Turns out that Starrett Crystal Pink 12x12 AA surface plates are pretty darn nice.  Retail is +$300 with some places selling for $250.00.

I think I did ok at $70.00.

Now...what can I scrape flat or measure???


----------



## grayone (Dec 12, 2011)

Hi Sic

Sure looks a lot prettier than my lump of black granite and you got yourself a real bargin that's for sure.

Grayone


----------



## Highpower (Dec 13, 2011)

You know what they say. Once you go pink......  :lmao:


----------



## sic semper tyrannis (Dec 13, 2011)

Bill Gruby said:


> You are getting good at spotting a super deal. That plate will last you a lifetime. Be sure to make a cover for it as you will always be setting something on it. They are a magnet for all kinds of stuff.
> 
> "Billy G" :thumbzup::thumbzup::thumbzup:




Came with a nice  home made plywood cover too!!!

I need to find a convenient home for it now.  

Ric


----------



## churchjw (Dec 13, 2011)

Very nice score.  I keep looking for one like that but no luck so far.  Did find a usable substitute about a year ago.  

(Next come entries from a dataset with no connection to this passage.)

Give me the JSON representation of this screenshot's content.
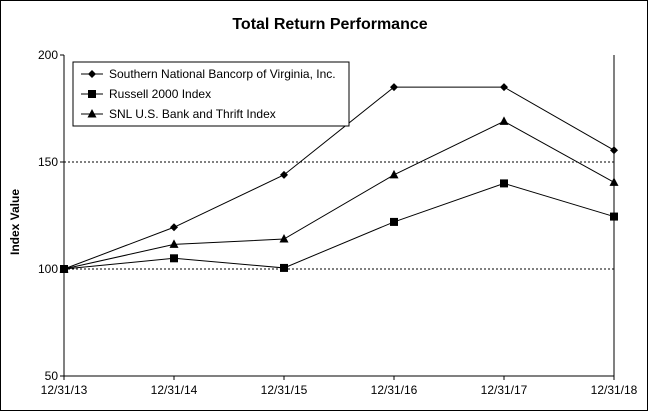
{
  "chart_data": {
    "type": "line",
    "title": "Total Return Performance",
    "xlabel": "",
    "ylabel": "Index Value",
    "categories": [
      "12/31/13",
      "12/31/14",
      "12/31/15",
      "12/31/16",
      "12/31/17",
      "12/31/18"
    ],
    "ylim": [
      50,
      200
    ],
    "yticks": [
      50,
      100,
      150,
      200
    ],
    "grid": "dashed horizontal at 100 and 150",
    "legend_position": "top-left",
    "series": [
      {
        "name": "Southern National Bancorp of Virginia, Inc.",
        "marker": "diamond",
        "values": [
          100,
          119.5,
          144,
          185,
          185,
          155.5
        ]
      },
      {
        "name": "Russell 2000 Index",
        "marker": "square",
        "values": [
          100,
          105,
          100.5,
          122,
          140,
          124.5
        ]
      },
      {
        "name": "SNL U.S. Bank and Thrift Index",
        "marker": "triangle",
        "values": [
          100,
          111.5,
          114,
          144,
          169,
          140.5
        ]
      }
    ]
  }
}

Was in a junk shop and they had jewelry displayed on it in a case.  It is a glass front silvered mirror about 2 inches thick.  A friend that is into optics said it was probably out of some old military equipment.  It is engraved as tested optically flat.  I made the wood case for it.  Ended up paying $2.00 for it.

Jeff


----------



## sic semper tyrannis (Dec 13, 2011)

WOW that is a HUGE chunk of glass.


----------



## Tony Wells (Dec 13, 2011)

Nice catch. With that size, should the need arise, you can send it off for cal/cert rather than pay someone to come to your shop. Most home shops don't need the actual documentation for their surface plates, but it's nice to know it's really flat, and just how flat it is.


----------